Lucy and Alex Vanderhoek, Brooklyn and Joshua Rushton, Tiarna and Leila Kunst, and Meg and Gracie Stevenson make four sets of twins starting Prep at St Pat's next week.
Lucy and Alex Vanderhoek, Brooklyn and Joshua Rushton, Tiarna and Leila Kunst, and Meg and Gracie Stevenson make four sets of twins starting Prep at St Pat's next week. Renee Pilcher

Five times a double win for St Patrick's with twin influx

EVEN something in the water would not explain the world-leading position held by Gympie's St Patrick's School Prep intake this year.

It is doubtful if any other random sample of the parenting population anywhere could match the huge incidence of twins due to attend school for the first time, than at St Pat's next Wednesday.

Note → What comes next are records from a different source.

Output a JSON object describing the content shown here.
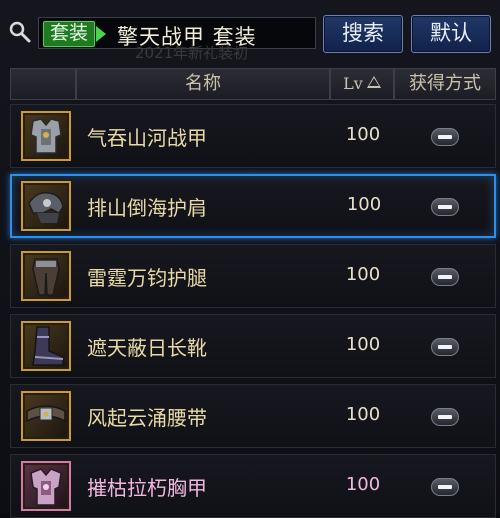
{
  "search": {
    "tag": "套装",
    "query": "擎天战甲  套装",
    "ghost": "2021年新礼装初",
    "search_button": "搜索",
    "default_button": "默认"
  },
  "header": {
    "name": "名称",
    "lv": "Lv",
    "obtain": "获得方式"
  },
  "items": [
    {
      "name": "气吞山河战甲",
      "lv": "100",
      "icon": "chest-armor-icon",
      "rarity": "epic",
      "selected": false
    },
    {
      "name": "排山倒海护肩",
      "lv": "100",
      "icon": "shoulder-armor-icon",
      "rarity": "epic",
      "selected": true
    },
    {
      "name": "雷霆万钧护腿",
      "lv": "100",
      "icon": "leg-armor-icon",
      "rarity": "epic",
      "selected": false
    },
    {
      "name": "遮天蔽日长靴",
      "lv": "100",
      "icon": "boots-icon",
      "rarity": "epic",
      "selected": false
    },
    {
      "name": "风起云涌腰带",
      "lv": "100",
      "icon": "belt-icon",
      "rarity": "epic",
      "selected": false
    },
    {
      "name": "摧枯拉朽胸甲",
      "lv": "100",
      "icon": "breastplate-icon",
      "rarity": "pink",
      "selected": false
    }
  ],
  "colors": {
    "epic_name": "#e8d9a6",
    "pink_name": "#f0b8e0",
    "selected_border": "#2f8fe8",
    "tag_green": "#1f7a22"
  }
}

Against odds comparable to winning a lottery, St Pat's has scored 10 twins out of 54 in its 2013 Prep Year intake.

"Double the joy and double the work," was Patricia Vanderhoek's summation of the experience of parenting her twins, Lucy and Alex.

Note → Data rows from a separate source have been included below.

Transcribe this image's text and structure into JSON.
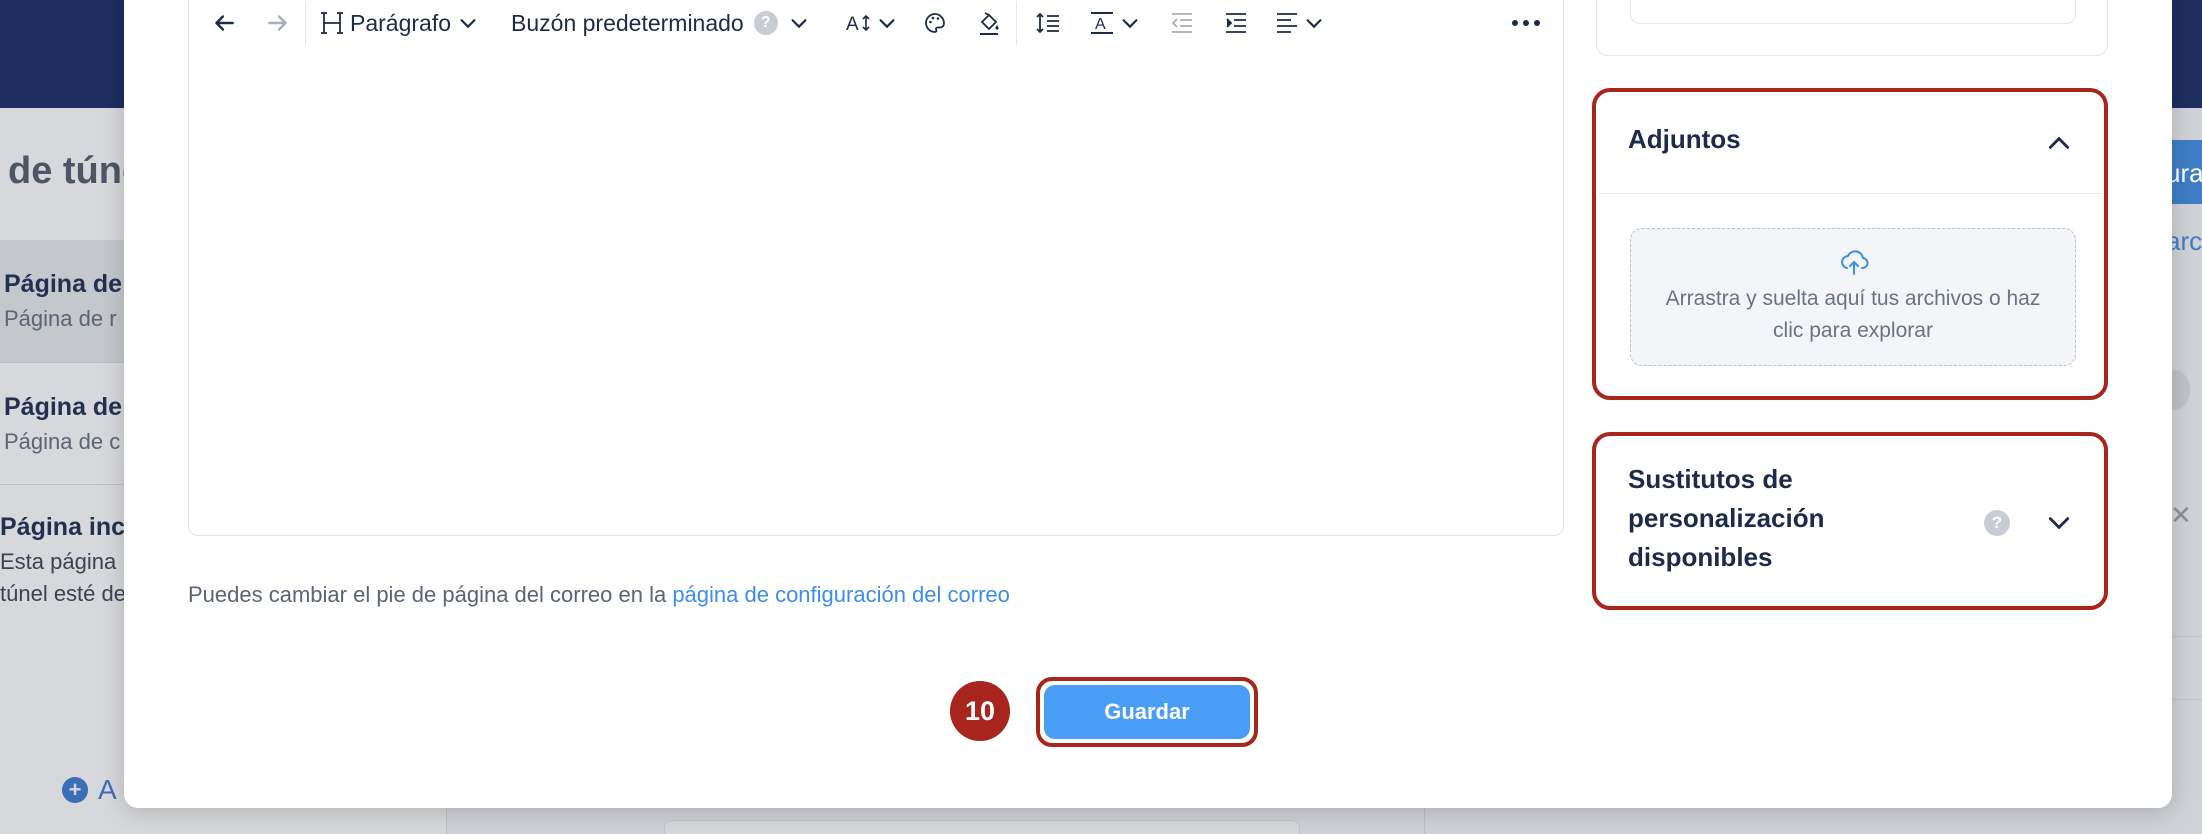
{
  "background": {
    "page_title": "de túne",
    "items": [
      {
        "title": "Página de",
        "subtitle": "Página de r"
      },
      {
        "title": "Página de",
        "subtitle": "Página de c"
      },
      {
        "title": "Página inc",
        "subtitle": "Esta página",
        "subtitle2": "túnel esté de"
      }
    ],
    "add_label": "A",
    "right_button": "ura",
    "right_link": "arc"
  },
  "toolbar": {
    "paragraph_label": "Parágrafo",
    "mailbox_label": "Buzón predeterminado",
    "help_label": "?"
  },
  "footer": {
    "note_text": "Puedes cambiar el pie de página del correo en la ",
    "note_link": "página de configuración del correo"
  },
  "save": {
    "step_number": "10",
    "label": "Guardar"
  },
  "attachments": {
    "title": "Adjuntos",
    "dropzone_text": "Arrastra y suelta aquí tus archivos o haz clic para explorar"
  },
  "substitutes": {
    "title": "Sustitutos de personalización disponibles",
    "help_label": "?"
  },
  "colors": {
    "accent": "#4a9df4",
    "highlight": "#a7251c",
    "link": "#3d8ee6",
    "text_dark": "#1c2b4a"
  }
}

"I wouldn't change a thing," she said.

"Busy," said Deanne Learoyd of her experience with young Leila and Tiarna Kunst.

"I'm a bit sad to see them going to school. It's the end of an era.

"I enjoy being their mother, it's very rewarding."

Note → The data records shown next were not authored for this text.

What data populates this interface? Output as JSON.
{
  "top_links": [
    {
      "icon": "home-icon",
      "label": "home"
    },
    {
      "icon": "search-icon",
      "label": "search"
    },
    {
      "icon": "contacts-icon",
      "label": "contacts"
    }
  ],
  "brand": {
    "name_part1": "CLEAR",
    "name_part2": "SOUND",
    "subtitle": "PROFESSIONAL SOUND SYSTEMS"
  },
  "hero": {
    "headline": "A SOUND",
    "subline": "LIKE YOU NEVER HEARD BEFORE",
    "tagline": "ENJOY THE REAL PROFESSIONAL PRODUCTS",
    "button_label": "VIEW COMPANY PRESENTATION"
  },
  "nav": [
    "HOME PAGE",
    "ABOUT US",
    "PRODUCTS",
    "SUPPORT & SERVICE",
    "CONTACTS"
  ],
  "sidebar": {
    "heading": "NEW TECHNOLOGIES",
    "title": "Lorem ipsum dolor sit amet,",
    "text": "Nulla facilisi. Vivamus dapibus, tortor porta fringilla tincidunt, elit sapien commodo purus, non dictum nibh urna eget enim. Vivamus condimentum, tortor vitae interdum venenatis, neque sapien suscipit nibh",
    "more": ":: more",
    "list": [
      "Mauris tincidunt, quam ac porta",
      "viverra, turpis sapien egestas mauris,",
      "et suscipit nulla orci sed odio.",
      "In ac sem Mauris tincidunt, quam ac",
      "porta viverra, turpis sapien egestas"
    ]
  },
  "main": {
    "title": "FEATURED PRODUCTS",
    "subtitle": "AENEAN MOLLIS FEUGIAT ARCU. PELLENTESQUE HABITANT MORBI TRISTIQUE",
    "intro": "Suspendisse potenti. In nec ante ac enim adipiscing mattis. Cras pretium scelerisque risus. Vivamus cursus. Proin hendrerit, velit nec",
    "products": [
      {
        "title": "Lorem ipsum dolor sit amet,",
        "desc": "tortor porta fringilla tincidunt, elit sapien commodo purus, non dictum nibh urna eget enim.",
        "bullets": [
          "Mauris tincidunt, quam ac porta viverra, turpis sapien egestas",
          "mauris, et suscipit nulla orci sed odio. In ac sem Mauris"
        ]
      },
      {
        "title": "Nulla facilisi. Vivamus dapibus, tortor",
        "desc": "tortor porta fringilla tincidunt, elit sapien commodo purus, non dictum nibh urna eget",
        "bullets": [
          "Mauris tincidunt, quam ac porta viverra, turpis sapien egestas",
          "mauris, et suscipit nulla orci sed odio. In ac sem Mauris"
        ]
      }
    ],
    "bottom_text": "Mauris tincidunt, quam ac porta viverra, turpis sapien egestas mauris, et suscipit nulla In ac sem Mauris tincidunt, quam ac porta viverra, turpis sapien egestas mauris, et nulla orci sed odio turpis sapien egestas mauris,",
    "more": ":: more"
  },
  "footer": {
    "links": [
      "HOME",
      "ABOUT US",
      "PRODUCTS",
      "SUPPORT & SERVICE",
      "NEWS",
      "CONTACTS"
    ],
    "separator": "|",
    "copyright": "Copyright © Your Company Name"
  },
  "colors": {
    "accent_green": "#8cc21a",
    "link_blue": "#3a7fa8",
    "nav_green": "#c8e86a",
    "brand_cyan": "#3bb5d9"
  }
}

"It's beautiful, very special," said Natalie Rushton, as she introduced her twins Joshua and Brooklyn to the school they will attend from next week.

"Wonderful, really rewarding.

"I love it," said Amanda Stevenson, whose twin daughters Meg and Gracie were featured in The Gympie Times a couple of weeks ago.

"I want to have another set," she said.

Faith and Lily-Rose Morgan-Frost were not in a position to be in yesterday's pre-Prep gathering at the school.

They are out of town on holidays, a teacher explained.

So they do have an excuse (or two) and they will be there next week, along with all their double-birth mates.

Counted together they have done a lot to boost Prep numbers at the school, helping it achieve an extra teacher for their year.

A quick Google search showed only one group in the world that came close to achieving the twinning rate of the St Pat's parents involved.

Mothers over the age of 45 or 50 often achieve high rates of twinning, but in some cases, this may be influenced by the use of fertility treatments.

For those who like to compare the figures, the St Pat's Prep 2013 year has at least 10 good reasons to consider itself a little above average.

Of 54 children in its Prep intake, 10 are twins - a twinning rate of one in 5.4, or 18.5%.

Even the central African nation of Benin, noted for its high twinning rates, can boast that only 27.9 twin babies out of every 1000 births - a rate of about one in 36, or about 2.8%.

One American website claims that 17% of mothers over 45 years of age give birth to twins, but that does not even match the new St Pat's world record.